If you wish to investigate other hotel options please reference the following link for a guide to local inns and hotels:http://www.yale.edu/gateways/visitors.html
Travel Directions to Yale Institute of Sacred Music
By Air
Tweed–New Haven Airport is served by US Airways. Local taxi service, Metro Cab (203.777.7777), is available at the airport. Connecticut Limousine Service (800.472.5466) to New Haven is available from Bradley, Kennedy, LaGuardia, and Newark airports.
By Car
Interstate 95 (from east or west)
At New Haven take I-91 North to left-hand Exit 6, Willow Street.

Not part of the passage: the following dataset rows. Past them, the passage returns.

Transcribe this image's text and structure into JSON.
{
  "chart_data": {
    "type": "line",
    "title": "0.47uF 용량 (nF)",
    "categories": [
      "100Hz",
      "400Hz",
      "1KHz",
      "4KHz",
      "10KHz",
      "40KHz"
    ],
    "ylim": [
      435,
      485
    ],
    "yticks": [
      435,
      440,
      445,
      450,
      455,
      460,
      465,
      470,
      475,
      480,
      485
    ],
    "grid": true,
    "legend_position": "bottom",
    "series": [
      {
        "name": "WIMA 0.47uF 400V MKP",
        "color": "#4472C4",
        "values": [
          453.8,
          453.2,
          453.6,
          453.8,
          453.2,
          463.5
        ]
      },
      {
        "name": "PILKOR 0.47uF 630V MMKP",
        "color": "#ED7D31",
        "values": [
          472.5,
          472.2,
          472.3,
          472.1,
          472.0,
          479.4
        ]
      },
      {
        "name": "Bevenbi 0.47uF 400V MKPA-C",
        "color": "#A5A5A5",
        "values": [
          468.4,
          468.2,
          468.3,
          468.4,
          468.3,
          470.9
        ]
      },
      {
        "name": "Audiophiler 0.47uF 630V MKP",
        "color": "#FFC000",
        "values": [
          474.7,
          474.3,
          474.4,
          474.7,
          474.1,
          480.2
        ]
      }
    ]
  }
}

At the end of the exit ramp, turn right on Willow Street and follow to the end. Turn right on Whitney Avenue, drive one-half block, and turn left on Canner Street. Follow Canner Street to Prospect street (a distance of two blocks) and turn left onto Prospect. The entrance to the Divinity School is approximately 1 block down Prospect on the left.
Interstate 91 (from north)
Take exit 6, Willow Street, a right-hand exit, and follow the directions above.
By Train
Take Amtrak or Metro-North to New Haven. From the New Haven train station take a taxi to 409 Prospect Street.